IL aurait peaufiné son projet macabre depuis plus d'un an, avait même contacté au moins une autre lycéenne avant de choisir Sonia comme victime de ses pulsions macabres. Mis en examen dimanche dernier pour assassinat, Lewis Peschet avait non seulement prémédité son geste, il l'avait aussi annoncé.
Le mercredi soir, la veille du rendez-vous meurtrier qu'il avait fixé à Sonia, il envoyait un mail à l'une de ses amies. Un texte où il explique, avec quelques détails trop sordides pour être relatés ici, qu'il s'apprêtait à faire subir à un être humain le sort qu'il réservait d'habitude à des petits rongeurs ou à des chats.
La jeune destinataire ne consulte sa boîte mail que le jeudi soir. Choquée, elle en parle à son petit ami.
Ils décident de prévenir les gendarmes dès le lendemain matin.
Les enquêteurs font rapidement le lien avec la disparition qu'on leur a signalé la veille, vers 22 h 45, celle de Sonia Brunbrouck, une lycéenne de 17 ans. Elle n'a plus donné de nouvelles depuis qu'elle a quitté Le Lutin bleu, un bar laonnois, le jeudi vers 11 h 30, pour se rendre à un rendez-vous visiblement fixé par SMS. Grâce à ce signalement, Lewis Peschet est rapidement interpellé.
Il reconnaît rapidement son crime, avant d'indiquer l'endroit où repose sa victime, dont l'autopsie établira qu'elle est décédée le jeudi entre 10 h 30 et 13 h 30.
Un calme glaçant
Examiné dès dimanche matin par un expert psychiatre qui a conclu à « une altération du discernement » - et non une abolition, qui aurait débouché sur une irresponsabilité pénale - Lewis Peschet avait déjà dérouté les enquêteurs chargés de sa garde à vue par son attitude presque détachée et son sang-froid apparent.
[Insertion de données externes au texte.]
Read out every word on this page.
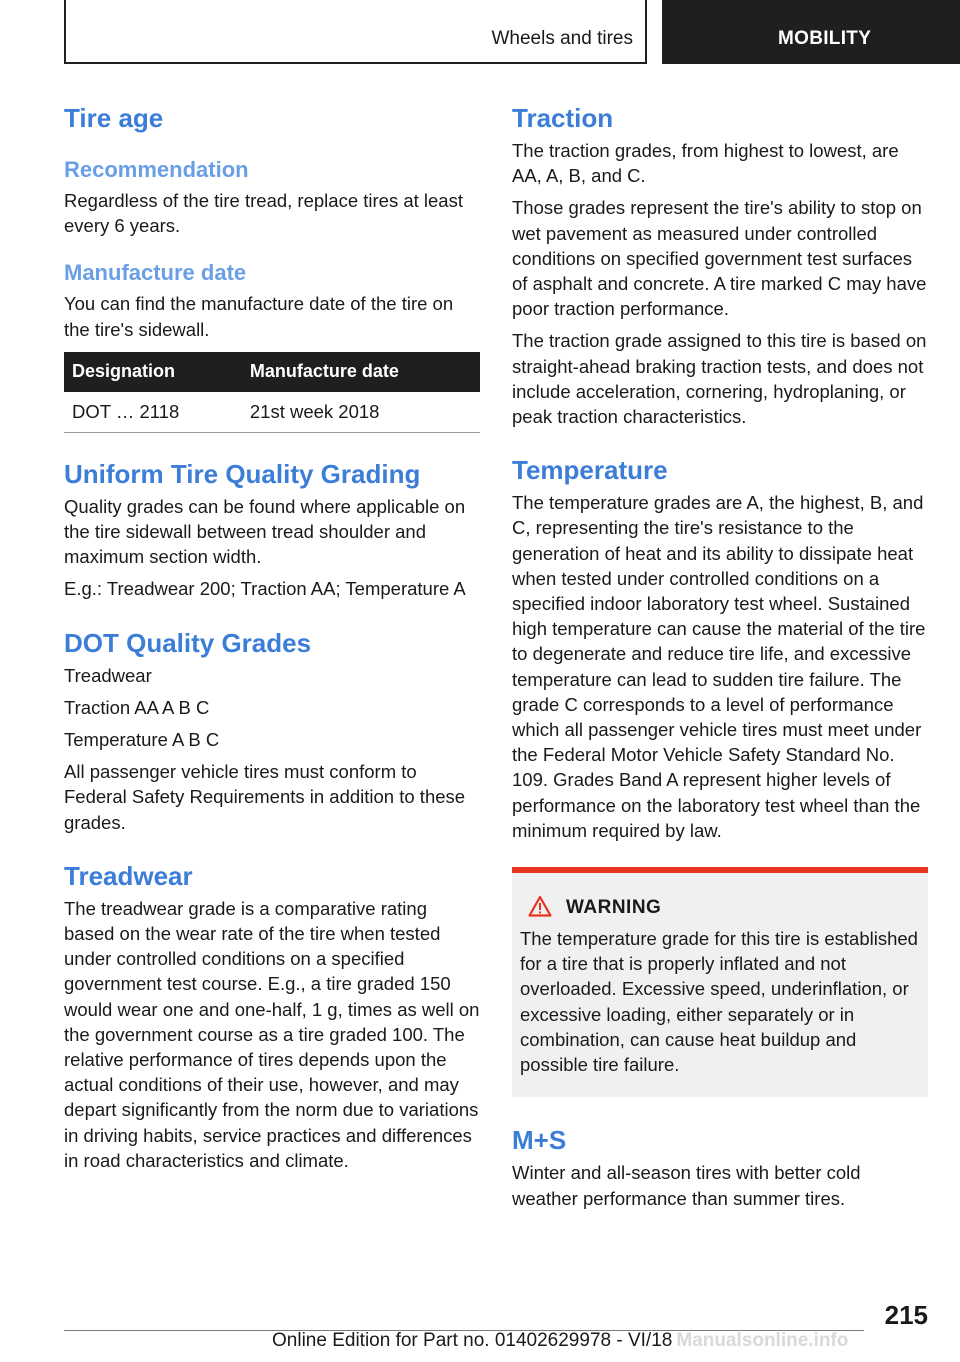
Wheels and tires	MOBILITY
Tire age
Recommendation

Regardless of the tire tread, replace tires at least every 6 years.

Manufacture date

You can find the manufacture date of the tire on the tire's sidewall.

Designation	Manufacture date
DOT … 2118	21st week 2018
Uniform Tire Quality Grading

Quality grades can be found where applicable on the tire sidewall between tread shoulder and maximum section width.

E.g.: Treadwear 200; Traction AA; Temperature A

DOT Quality Grades

Treadwear

Traction AA A B C

Temperature A B C

All passenger vehicle tires must conform to Federal Safety Requirements in addition to these grades.

Treadwear

The treadwear grade is a comparative rating based on the wear rate of the tire when tested under controlled conditions on a specified government test course. E.g., a tire graded 150 would wear one and one-half, 1 g, times as well on the government course as a tire graded 100. The relative performance of tires depends upon the actual conditions of their use, however, and may depart significantly from the norm due to variations in driving habits, service practices and differences in road characteristics and climate.

Traction

The traction grades, from highest to lowest, are AA, A, B, and C.

Those grades represent the tire's ability to stop on wet pavement as measured under controlled conditions on specified government test surfaces of asphalt and concrete. A tire marked C may have poor traction performance.

The traction grade assigned to this tire is based on straight-ahead braking traction tests, and does not include acceleration, cornering, hydroplaning, or peak traction characteristics.

Temperature

The temperature grades are A, the highest, B, and C, representing the tire's resistance to the generation of heat and its ability to dissipate heat when tested under controlled conditions on a specified indoor laboratory test wheel. Sustained high temperature can cause the material of the tire to degenerate and reduce tire life, and excessive temperature can lead to sudden tire failure. The grade C corresponds to a level of performance which all passenger vehicle tires must meet under the Federal Motor Vehicle Safety Standard No. 109. Grades Band A represent higher levels of performance on the laboratory test wheel than the minimum required by law.

WARNING

The temperature grade for this tire is established for a tire that is properly inflated and not overloaded. Excessive speed, underinflation, or excessive loading, either separately or in combination, can cause heat buildup and possible tire failure.

M+S

Winter and all-season tires with better cold weather performance than summer tires.

215
Online Edition for Part no. 01402629978 - VI/18 Manualsonline.info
Évoluant dans un univers « gothique » et surtout mortifère depuis plusieurs années, animé d'une « fascination malsaine, voire pathologique pour la mort », selon le procureur de Laon, Olivier Hussenet, il ne semble pas avoir choisi sa victime parce qu'il lui en voulait pour une raison ou une autre. Au contraire, leur relation, platonique, semblait faite de nombreuses conversations et de nombreux moments de complicité. C'est sans doute pour cela que la jeune fille ne s'est pas méfiée lorsque son bourreau lui a donné rendez-vous ce jeudi, vers midi, sur la promenade Madeleine.